Heads-Up, Chrome Extensions Can Be Used To Track You With Browser Fingerprinting

Google Chrome logo with a fingerprint in the middle
One of the perks of using Chrome is a wide assortment of browser extensions at your disposal. Including themes and apps, there are over 200,000 of them in the Chrome Web Store. There's strength in numbers but as it turns out, having so many extensions is also a weakness as it applies to privacy. How so? Your profile of extensions can be used to create a browser fingerprint to track your online behavior.

Your browser fingerprint can tell quite a bit about you, such as your browser type and version, your OS, what plugins are active, your time zone, what language you're using, your screen resolution, and other settings. While all this may seem trivial, all these collective data points create a digital fingerprint that is mostly unique to you.

Web developer "z0ccc" created a website that accomplishes the same thing just by looking at your Chrome browser extensions. It scans your browser for over 1,000 extensions and then displays what percentage of Chrome users employ the same combination. You might be surprised by the results.

Browser fingerprint results
On our test machine, which features half a dozen extensions, the site found that just 0.005 percent of users are running the same set. It also displays a tracking hash. We've blurred and smudged some of the details in our screenshot because, you know, we actually use this machine. But if you're running Chrome, you can visit the Extensions Fingerprint website to see your own browser fingerprint.

This isn't always easy to pull off. Some extensions try to evade detection by generating a secret token that's need to access certain web resources. Fetch operations made without the token will fail. However, it's still possible to detect these.

"Resources of protected extensions will take longer to fetch than resources of extensions that are not installed. By comparing the timing differences you can accurately determine if the protected extensions are installed," the researchers explains.

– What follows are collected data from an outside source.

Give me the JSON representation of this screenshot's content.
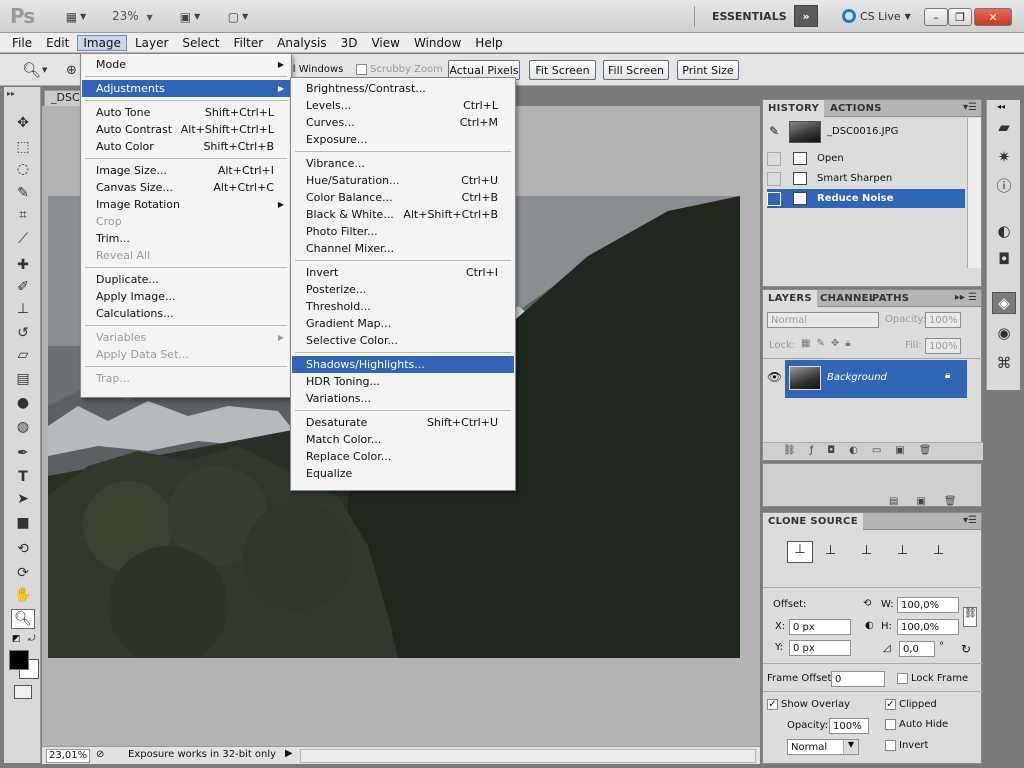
{
  "titlebar": {
    "app": "Ps",
    "zoom": "23%",
    "workspace": "ESSENTIALS",
    "cslive": "CS Live",
    "minimize": "–",
    "restore": "❐",
    "close": "✕"
  },
  "menubar": [
    "File",
    "Edit",
    "Image",
    "Layer",
    "Select",
    "Filter",
    "Analysis",
    "3D",
    "View",
    "Window",
    "Help"
  ],
  "options": {
    "all_windows": "ll Windows",
    "scrubby_zoom": "Scrubby Zoom",
    "actual_pixels": "Actual Pixels",
    "fit_screen": "Fit Screen",
    "fill_screen": "Fill Screen",
    "print_size": "Print Size"
  },
  "document": {
    "tab": "_DSC",
    "zoom": "23,01%",
    "status": "Exposure works in 32-bit only"
  },
  "image_menu": [
    {
      "label": "Mode",
      "shortcut": "",
      "submenu": true
    },
    {
      "sep": true
    },
    {
      "label": "Adjustments",
      "shortcut": "",
      "submenu": true,
      "highlight": true
    },
    {
      "sep": true
    },
    {
      "label": "Auto Tone",
      "shortcut": "Shift+Ctrl+L"
    },
    {
      "label": "Auto Contrast",
      "shortcut": "Alt+Shift+Ctrl+L"
    },
    {
      "label": "Auto Color",
      "shortcut": "Shift+Ctrl+B"
    },
    {
      "sep": true
    },
    {
      "label": "Image Size...",
      "shortcut": "Alt+Ctrl+I"
    },
    {
      "label": "Canvas Size...",
      "shortcut": "Alt+Ctrl+C"
    },
    {
      "label": "Image Rotation",
      "shortcut": "",
      "submenu": true
    },
    {
      "label": "Crop",
      "shortcut": "",
      "disabled": true
    },
    {
      "label": "Trim...",
      "shortcut": ""
    },
    {
      "label": "Reveal All",
      "shortcut": "",
      "disabled": true
    },
    {
      "sep": true
    },
    {
      "label": "Duplicate...",
      "shortcut": ""
    },
    {
      "label": "Apply Image...",
      "shortcut": ""
    },
    {
      "label": "Calculations...",
      "shortcut": ""
    },
    {
      "sep": true
    },
    {
      "label": "Variables",
      "shortcut": "",
      "submenu": true,
      "disabled": true
    },
    {
      "label": "Apply Data Set...",
      "shortcut": "",
      "disabled": true
    },
    {
      "sep": true
    },
    {
      "label": "Trap...",
      "shortcut": "",
      "disabled": true
    }
  ],
  "adjust_menu": [
    {
      "label": "Brightness/Contrast...",
      "shortcut": ""
    },
    {
      "label": "Levels...",
      "shortcut": "Ctrl+L"
    },
    {
      "label": "Curves...",
      "shortcut": "Ctrl+M"
    },
    {
      "label": "Exposure...",
      "shortcut": ""
    },
    {
      "sep": true
    },
    {
      "label": "Vibrance...",
      "shortcut": ""
    },
    {
      "label": "Hue/Saturation...",
      "shortcut": "Ctrl+U"
    },
    {
      "label": "Color Balance...",
      "shortcut": "Ctrl+B"
    },
    {
      "label": "Black & White...",
      "shortcut": "Alt+Shift+Ctrl+B"
    },
    {
      "label": "Photo Filter...",
      "shortcut": ""
    },
    {
      "label": "Channel Mixer...",
      "shortcut": ""
    },
    {
      "sep": true
    },
    {
      "label": "Invert",
      "shortcut": "Ctrl+I"
    },
    {
      "label": "Posterize...",
      "shortcut": ""
    },
    {
      "label": "Threshold...",
      "shortcut": ""
    },
    {
      "label": "Gradient Map...",
      "shortcut": ""
    },
    {
      "label": "Selective Color...",
      "shortcut": ""
    },
    {
      "sep": true
    },
    {
      "label": "Shadows/Highlights...",
      "shortcut": "",
      "highlight": true
    },
    {
      "label": "HDR Toning...",
      "shortcut": ""
    },
    {
      "label": "Variations...",
      "shortcut": ""
    },
    {
      "sep": true
    },
    {
      "label": "Desaturate",
      "shortcut": "Shift+Ctrl+U"
    },
    {
      "label": "Match Color...",
      "shortcut": ""
    },
    {
      "label": "Replace Color...",
      "shortcut": ""
    },
    {
      "label": "Equalize",
      "shortcut": ""
    }
  ],
  "history": {
    "tabs": [
      "HISTORY",
      "ACTIONS"
    ],
    "snapshot": "_DSC0016.JPG",
    "steps": [
      {
        "label": "Open"
      },
      {
        "label": "Smart Sharpen"
      },
      {
        "label": "Reduce Noise",
        "selected": true
      }
    ]
  },
  "layers": {
    "tabs": [
      "LAYERS",
      "CHANNEL",
      "PATHS"
    ],
    "blend": "Normal",
    "opacity_label": "Opacity:",
    "opacity": "100%",
    "lock_label": "Lock:",
    "fill_label": "Fill:",
    "fill": "100%",
    "layer_name": "Background"
  },
  "clone": {
    "title": "CLONE SOURCE",
    "offset_label": "Offset:",
    "x_label": "X:",
    "x": "0 px",
    "y_label": "Y:",
    "y": "0 px",
    "w_label": "W:",
    "w": "100,0%",
    "h_label": "H:",
    "h": "100,0%",
    "angle": "0,0",
    "deg": "°",
    "frame_offset_label": "Frame Offset:",
    "frame_offset": "0",
    "lock_frame": "Lock Frame",
    "show_overlay": "Show Overlay",
    "clipped": "Clipped",
    "opacity_label": "Opacity:",
    "opacity": "100%",
    "auto_hide": "Auto Hide",
    "mode": "Normal",
    "invert": "Invert"
  }
}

Extension fingerprint alone appears pretty effective, and it can also be combined with other collected data to track individuals across the web.

This doesn't work with Firefox or Safari. As constructed, the Extensions Fingerprint site only looks at Chromium-based browsers with extensions from the Chrome Web Store. With some finagling, that means this method could work on Microsoft Edge, too. You can check out the GitHub page for more info.